Summer school is usually seen as a stumbling block – an obligation for those who need to catch up on a few lessons at a time when they certainly no longer want to go to school.
But since the school has not been normal for most students for more than 15 months, the summer school should not be the same either.
School districts across Maine are retrofitting millions of dollars in summer programs to better cope with this final phase of the pandemic. The best ideas are fusing academics with enriching programs to attract students who have had far too little to do with each other in the past year.
Schools need to focus more than ever on the social and emotional wellbeing of their students. The stresses of the pandemic hit each student differently and hit many very hard.
During the distance learning that was required to keep the virus at bay, schools found that attendance and test scores were declining and class dropouts were increasing. Teachers who have done heroic work since last March still struggled to attract students. We can assume that students are lagging far behind what they should be, especially those from low-income families who tend to be hardest hit by disruptions in school.
Catching up with students academically takes a tremendous effort – and so does their social selves. Students have lost relationships on several levels over the past year. Attachments have to be repaired and interpersonal skills have to be relearned. They also need to replenish the parts of their souls that were harmed during the pandemic.
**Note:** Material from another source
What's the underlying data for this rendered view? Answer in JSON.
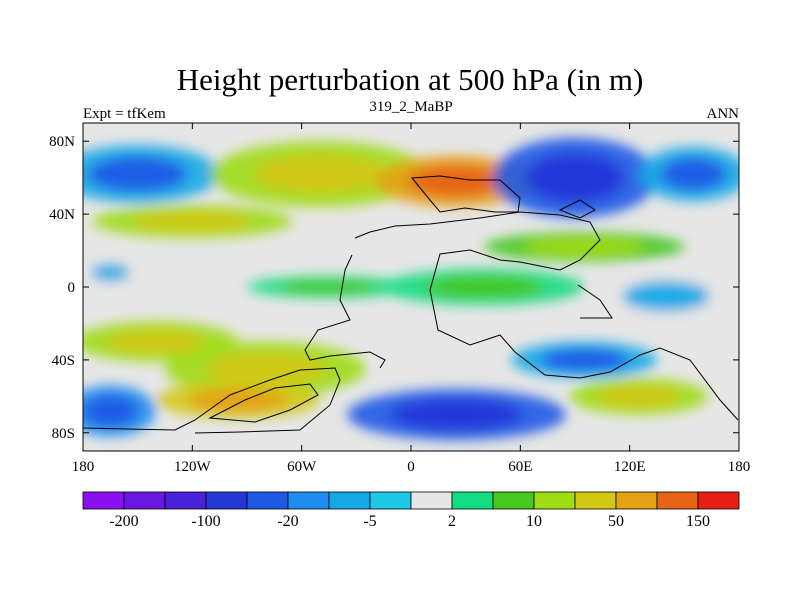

Summer programs can help. With the number of COVID cases falling and schools able to prevent the virus from spreading, they can be safe. With creativity, they can be very fulfilling.
At Waterville, the Morning Sentinel reports, in addition to the usual academic tuition this year, the program will include a wide range of enriching programs that focus on building new hobbies and interests.
For three weeks in July, students can choose from offers such as classic car restoration, cooking, photography, rock band, robot construction, local history and tabletop gaming. All courses are free, including food and transport.
Other circles also use the federal funds for the same purpose. Portland Schools will expand their summer program for the next two years, the Press Herald reported in April. Gorham Schools, which do not normally have a summer program, extend their services during the hot months, with an emphasis on students receiving special education.
Schools were rightly cautious last year. But there is no doubt that distance learning has left many children behind, socially, emotionally, and academically.
One way to catch up with them is to offer them new, enriching experiences that will help them re-integrate with their friends and colleagues, learn new skills, and perhaps find new talent.
The students looked down on the summer school for a long time. What kind of a thing would it be if the students of the COVID era looked back on it with affection.